分子シャペロンの脂質二分子膜への階層的固定化による蛋白質修復システムの構築

脂质双层膜上分子伴侣分级固定化构建蛋白质修复系统

基本信息

批准号：
12780439
负责人：
田中直毅
金额：
$ 1.54万
依托单位：
Kyoto Institute of Technology
依托单位国家：
日本
项目类别：
Grant-in-Aid for Encouragement of Young Scientists (A)
财政年份：
2000
资助国家：
日本
起止时间：
2000 至 2001
项目状态：
已结题

项目摘要

細胞内における蛋白質の生合成においてDnaJ, DnaK, GroELなどの分子シャペロンは協同的に作用して蛋白質の立体構造形成の補助、立体構造の修復を行う。これを模倣すれば凝集した蛋白質を立体構造を修復し、機能を再生することができる。この目的のため、脂質二重膜を表面にDnaJ, DnaK, GroELを固定化したデバイスを構築したが、タンパク質修復機能を充分得ることは出来なかった。これは分子シャペロンが協同的に作用しなかった為であり、より効率的な機構を構築するためにはシャペロン単独で機能するデバイスにする必要がある。そこで本研究ではDnaK単独での機能発現を目指す研究を行った。DnaKはN末端のATPase部位とC末端の基質結合部位からなり、前者の活性により後者が構造変化して基質を脱着する。DnaKのシャペロン活性発現にはATP加水分解で得たエネルギーを用いた基質結合部位の運動が不可欠とされてきた。しかし同様の機構で働く分子シャペロンGroELでは基質結合部位断片単独でも活性を有することが知られている。そこでDnaKからATPase部位を除いた基質結合部位断片DnaK384-638のルシフェラーゼとβGalactosidaseの構造形成に対する効果を調べたDnaK基質結合部位の遺伝子を大腸菌からクローニングし蛋白質発現用ベクターに組み込み大量発現してフラグメントを作成した。基質結合部位断片の存在下でルシフェラーゼとβGalactosidaseのリフォールディングの収率が改善した。また基質結合部位断片はこれらの蛋白質の凝集を抑制することを散乱測定によって確認するとともに、蛍光標識したDnaK384-638を用いて断片が構造形成中間体と相互作用することも確認した。DnaKのシャペロン活性発現には基質認識部位のclose型とopen型の間の連続的な構造転移が必要であるが、ATPase活性のない基質結合部位断片単独でも熱揺らぎによってこの転移が生じている。そのため断片単独でも、低速度の構造形成に対してはシャペロン活性を示すと考えられる。これにより今後DnaKの基質結合部位フラグメントを脂質二重膜を表面に導入することで本研究の目的のデバイスを構築できると考えられる。
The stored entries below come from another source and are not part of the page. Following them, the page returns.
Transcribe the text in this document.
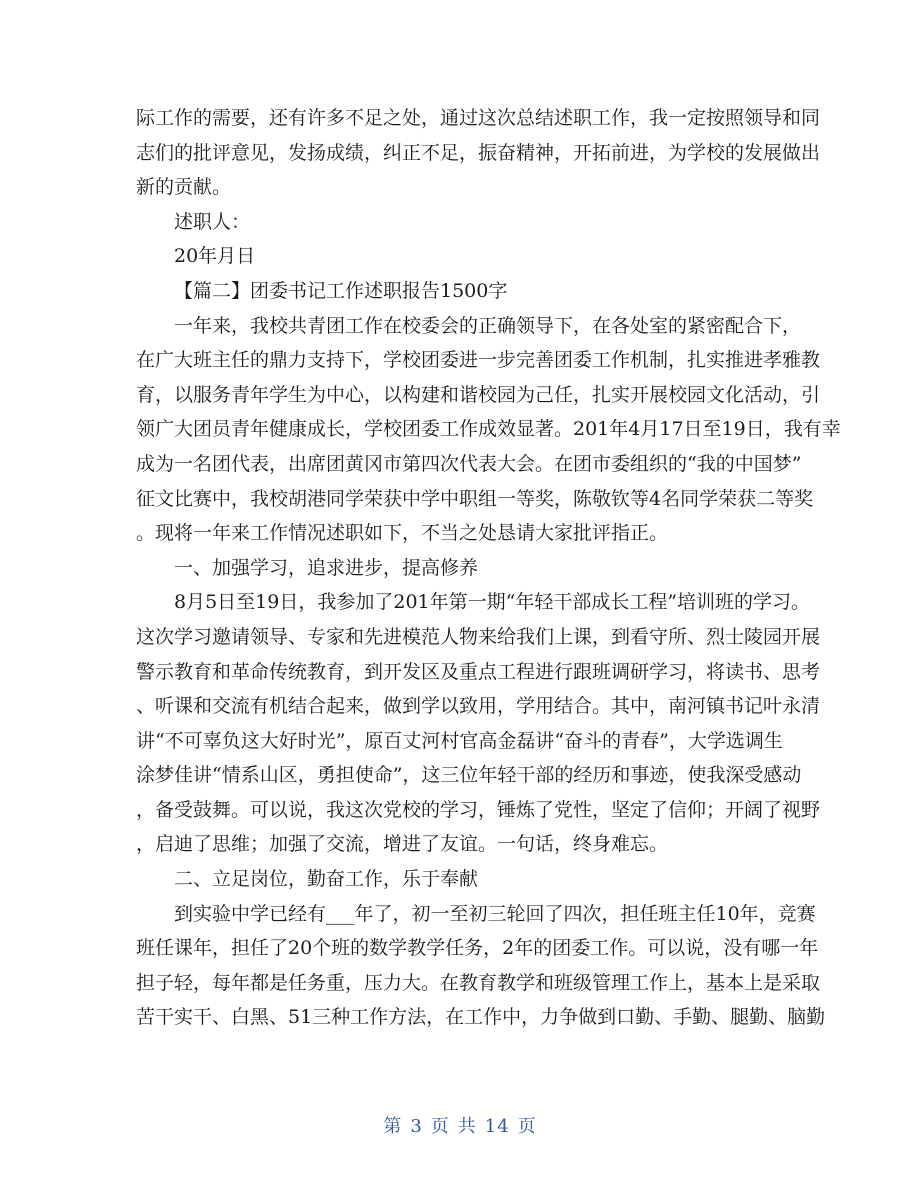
际工作的需要，还有许多不足之处，通过这次总结述职工作，我一定按照领导和同
志们的批评意见，发扬成绩，纠正不足，振奋精神，开拓前进，为学校的发展做出
新的贡献。
述职人：
20年月日
【篇二】团委书记工作述职报告1500字
一年来，我校共青团工作在校委会的正确领导下，在各处室的紧密配合下，
在广大班主任的鼎力支持下，学校团委进一步完善团委工作机制，扎实推进孝雅教
育，以服务青年学生为中心，以构建和谐校园为己任，扎实开展校园文化活动，引
领广大团员青年健康成长，学校团委工作成效显著。201年4月17日至19日，我有幸
成为一名团代表，出席团黄冈市第四次代表大会。在团市委组织的“我的中国梦”
征文比赛中，我校胡港同学荣获中学中职组一等奖，陈敬钦等4名同学荣获二等奖
。现将一年来工作情况述职如下，不当之处恳请大家批评指正。
一、加强学习，追求进步，提高修养
8月5日至19日，我参加了201年第一期“年轻干部成长工程”培训班的学习。
这次学习邀请领导、专家和先进模范人物来给我们上课，到看守所、烈士陵园开展
警示教育和革命传统教育，到开发区及重点工程进行跟班调研学习，将读书、思考
、听课和交流有机结合起来，做到学以致用，学用结合。其中，南河镇书记叶永清
讲“不可辜负这大好时光”，原百丈河村官高金磊讲“奋斗的青春”，大学选调生
涂梦佳讲“情系山区，勇担使命”，这三位年轻干部的经历和事迹，使我深受感动
，备受鼓舞。可以说，我这次党校的学习，锤炼了党性，坚定了信仰；开阔了视野
，启迪了思维；加强了交流，增进了友谊。一句话，终身难忘。
二、立足岗位，勤奋工作，乐于奉献
到实验中学已经有___年了，初一至初三轮回了四次，担任班主任10年，竞赛
班任课年，担任了20个班的数学教学任务，2年的团委工作。可以说，没有哪一年
担子轻，每年都是任务重，压力大。在教育教学和班级管理工作上，基本上是采取
苦干实干、白黑、51三种工作方法，在工作中，力争做到口勤、手勤、腿勤、脑勤
第 3 页 共 14 页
在细胞内蛋白质生物合成中，DnaJ、DnaK、GroEL等分子伴侣协同作用，协助蛋白质三维结构的形成和三维结构的修复。通过模仿这一点，可以恢复聚集蛋白质的三维结构并恢复其功能。为此，我们构建了一种将DnaJ、DnaK和GroEL固定在脂质双层膜表面的装置，但我们无法获得足够的蛋白质修复功能。这是因为分子伴侣不能协同工作，为了构建更有效的机制，有必要创建一种仅与伴侣一起发挥作用的装置。因此，在本研究中，我们的目的是单独表达DnaK的功能。 DnaK 由 N 端的 ATP 酶位点和 C 端的底物结合位点组成，前者的活性导致后者发生结构变化并解吸底物。据信，利用 ATP 水解获得的能量移动底物结合位点对于 DnaK 伴侣活性的表达至关重要。然而，已知分子伴侣 GroEL 的工作原理与此类似，即使仅使用底物结合位点片段也具有活性。因此，我们研究了从DnaK中去除ATP酶位点得到的底物结合位点片段DnaK384-638对荧光素酶和β半乳糖苷酶结构形成的影响。DnaK底物结合位点的基因是从埃希氏菌中克隆的大肠杆菌，插入蛋白质表达载体，并大量表达以产生片段。在底物结合位点片段存在的情况下，荧光素酶和β半乳糖苷酶的重折叠产量得到提高。此外，我们通过散射测量证实底物结合位点片段抑制了这些蛋白质的聚集，并且还使用荧光标记的 DnaK384-638 证实了这些片段与结构形成中间体相互作用。 DnaK 伴侣活性的表达需要底物识别位点的闭合形式和开放形式之间的连续结构转变，并且即使对于由于热波动而没有 ATPase 活性的单个底物结合位点片段也会发生这种转变。因此，即使是单独的片段也被认为表现出缓慢结构形成的伴侣活性。这表明，通过将DnaK的底物结合位点片段引入到脂质双层膜的表面上，将有可能构建本研究的目标装置。